Sport and commercial fishermen, competing predators, are mortal enemies everywhere. But in a place as small as Dunkirk, that adversarial relationship becomes personal, and people choose up sides. Denny Frazier, 41, lifetime resident and crewman on the Mary S, one of only two commercial boats still working out of Dunkirk Harbor (last year there were three), bitterly denies the sport anglers' basic contention that commercial fishermen do serious damage to the lake's populations: "If they don't go out every day and get their limit," he says of the charter captains, "they come back and say, `Oh, the commercials are raping the lake!' And some people believe them. But they don't remember, like I do, that there used to be 15 or 20 commercial boats going out of here, so how could we be raping the lake with only two of us left?" He shakes his head. "You used to be respected in Dunkirk if you were a commercial fisherman. It was the same as if you worked in a steel mill. And a lot, a lot, of people raised their families that way. But these days, many folks look at you as if you were some kind of bandit.

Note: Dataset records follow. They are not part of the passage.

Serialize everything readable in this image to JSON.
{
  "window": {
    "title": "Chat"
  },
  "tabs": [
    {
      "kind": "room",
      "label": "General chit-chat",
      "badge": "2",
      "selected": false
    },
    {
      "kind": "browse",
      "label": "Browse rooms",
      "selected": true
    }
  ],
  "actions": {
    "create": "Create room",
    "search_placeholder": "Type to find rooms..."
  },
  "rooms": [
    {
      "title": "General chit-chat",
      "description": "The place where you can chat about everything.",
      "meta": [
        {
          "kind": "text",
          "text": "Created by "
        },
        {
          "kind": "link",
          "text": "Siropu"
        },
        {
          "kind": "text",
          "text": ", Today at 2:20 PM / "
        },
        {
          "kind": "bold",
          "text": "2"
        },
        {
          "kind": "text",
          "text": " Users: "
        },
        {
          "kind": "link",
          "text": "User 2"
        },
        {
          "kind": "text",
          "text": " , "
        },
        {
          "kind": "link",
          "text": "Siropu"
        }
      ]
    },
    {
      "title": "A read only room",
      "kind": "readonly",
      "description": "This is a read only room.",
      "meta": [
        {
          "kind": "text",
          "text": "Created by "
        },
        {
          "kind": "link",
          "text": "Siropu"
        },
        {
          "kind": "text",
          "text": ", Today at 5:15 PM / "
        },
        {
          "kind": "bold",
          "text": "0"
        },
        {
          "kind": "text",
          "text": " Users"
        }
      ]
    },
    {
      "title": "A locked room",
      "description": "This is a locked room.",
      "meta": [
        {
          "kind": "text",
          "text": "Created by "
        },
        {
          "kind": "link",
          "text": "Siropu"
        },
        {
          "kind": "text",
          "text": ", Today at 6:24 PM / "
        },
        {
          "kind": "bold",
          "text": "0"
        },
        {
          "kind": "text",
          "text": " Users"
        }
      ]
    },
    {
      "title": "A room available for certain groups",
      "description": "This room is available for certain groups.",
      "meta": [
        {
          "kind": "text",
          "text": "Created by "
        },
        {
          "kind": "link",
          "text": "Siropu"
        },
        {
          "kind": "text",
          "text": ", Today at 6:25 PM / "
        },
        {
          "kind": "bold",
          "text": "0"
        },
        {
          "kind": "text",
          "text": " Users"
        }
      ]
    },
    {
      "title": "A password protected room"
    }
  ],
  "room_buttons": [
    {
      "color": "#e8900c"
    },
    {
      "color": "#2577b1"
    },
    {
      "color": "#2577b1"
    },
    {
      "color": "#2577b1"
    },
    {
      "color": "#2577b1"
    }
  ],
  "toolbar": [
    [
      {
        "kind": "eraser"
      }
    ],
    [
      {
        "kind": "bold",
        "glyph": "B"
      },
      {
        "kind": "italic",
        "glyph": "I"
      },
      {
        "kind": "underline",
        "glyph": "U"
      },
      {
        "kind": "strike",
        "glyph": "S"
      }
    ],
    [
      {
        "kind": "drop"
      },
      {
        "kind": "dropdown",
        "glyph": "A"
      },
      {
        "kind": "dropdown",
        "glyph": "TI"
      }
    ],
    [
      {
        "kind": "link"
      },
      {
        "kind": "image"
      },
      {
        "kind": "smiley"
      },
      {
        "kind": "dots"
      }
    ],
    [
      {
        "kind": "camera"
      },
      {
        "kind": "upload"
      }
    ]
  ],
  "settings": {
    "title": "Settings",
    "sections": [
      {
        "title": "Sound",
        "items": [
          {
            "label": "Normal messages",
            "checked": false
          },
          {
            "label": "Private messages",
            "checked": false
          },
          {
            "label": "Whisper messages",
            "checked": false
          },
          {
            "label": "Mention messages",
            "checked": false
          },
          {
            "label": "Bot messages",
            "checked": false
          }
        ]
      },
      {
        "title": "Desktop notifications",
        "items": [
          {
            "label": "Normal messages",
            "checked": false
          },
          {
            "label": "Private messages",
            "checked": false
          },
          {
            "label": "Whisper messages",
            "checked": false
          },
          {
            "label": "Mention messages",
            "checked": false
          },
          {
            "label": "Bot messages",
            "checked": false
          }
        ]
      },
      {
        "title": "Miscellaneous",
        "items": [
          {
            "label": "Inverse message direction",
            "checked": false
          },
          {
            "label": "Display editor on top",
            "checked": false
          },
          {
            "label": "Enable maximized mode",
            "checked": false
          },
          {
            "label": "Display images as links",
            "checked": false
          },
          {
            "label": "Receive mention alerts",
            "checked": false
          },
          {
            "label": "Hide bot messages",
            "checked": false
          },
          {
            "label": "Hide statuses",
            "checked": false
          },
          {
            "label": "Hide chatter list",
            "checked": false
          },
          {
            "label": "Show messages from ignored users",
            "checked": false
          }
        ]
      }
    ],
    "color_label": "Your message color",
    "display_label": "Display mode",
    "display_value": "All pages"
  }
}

" While it has three sizable villages—Jamestown, with 35,000 people, Dunkirk, with 15,000 and Fredonia, with 10,000—Chautauqua County has, by official New York State Department of Commerce definition, no "urbanized areas." Nor does it have anything that would qualify as a suburb, that most regimented but bland of all American places to live. Buffalo, the nearest big city, is considered by county residents as being too distant to commute to. So almost everyone who resides within the county also works within it—whether as professor at the state universities at Fredonia and Jamestown, secretary at the county seat in Mayville or security guard at the Chautauqua Institution-and drives from home to work on pleasant, two-lane roads past marshes and cows and brush lots, commuting for a county average of only 15.4 minutes each way.